# The X-Files is back; pad in case football runs late



## japaget (Mar 12, 2007)

New episodes of the X-Files are returning to TV after a record or near-record hiatus. The first new episode airs Sunday, January 24 on FOX right after the NFL post-game show. Air time is approximately 7 pm Pacific in the Los Angeles area; check your local listings for start time elsewhere. Post-game shows are highly rated, so if the football game runs long the post-game show is likely to air in its entirety and the X-Files will start late. I'd recommend padding by an hour or more even if you don't live in the Eastern time zone.


----------



## dschwartz (Sep 16, 2001)

This is true. Anyone think the game would end early, and X-Files then start early? i'm guessing not much chance of that.


----------



## Rob Helmerichs (Oct 17, 2000)

dschwartz said:


> This is true. Anyone think the game would end early, and X-Files then start early? i'm guessing not much chance of that.

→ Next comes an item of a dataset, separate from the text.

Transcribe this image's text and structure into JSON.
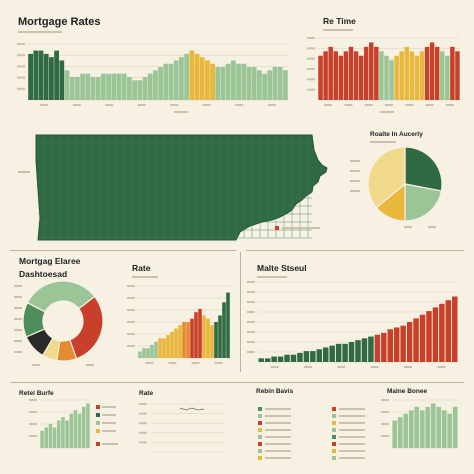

They have a post-game show scheduled. I suspect they would fill whatever time falls between the end of the game and the beginning of X-Files with post-game stuff.


----------



## morac (Mar 14, 2003)

The game isn't over yet. It might be over by 10, but it will be close. If they show the post game, this won't air till 10:30.


----------



## ufo4sale (Apr 21, 2001)

Pad pad pad!!!


----------



## BRiT wtfdotcom (Dec 17, 2015)

Still showing football material.


----------



## BRiT wtfdotcom (Dec 17, 2015)

Countdown of 4 minutes till XFiles.


----------



## morac (Mar 14, 2003)

Padding by 30 minutes should be good enough.


----------



## murgatroyd (Jan 6, 2002)

X-files has started (around 7:24 on the West Coast). Pad accordingly.


----------



## 650hpAMG (Dec 10, 2014)

Another reason why I despise watching sports-especially football. Missed half of the x-files.


----------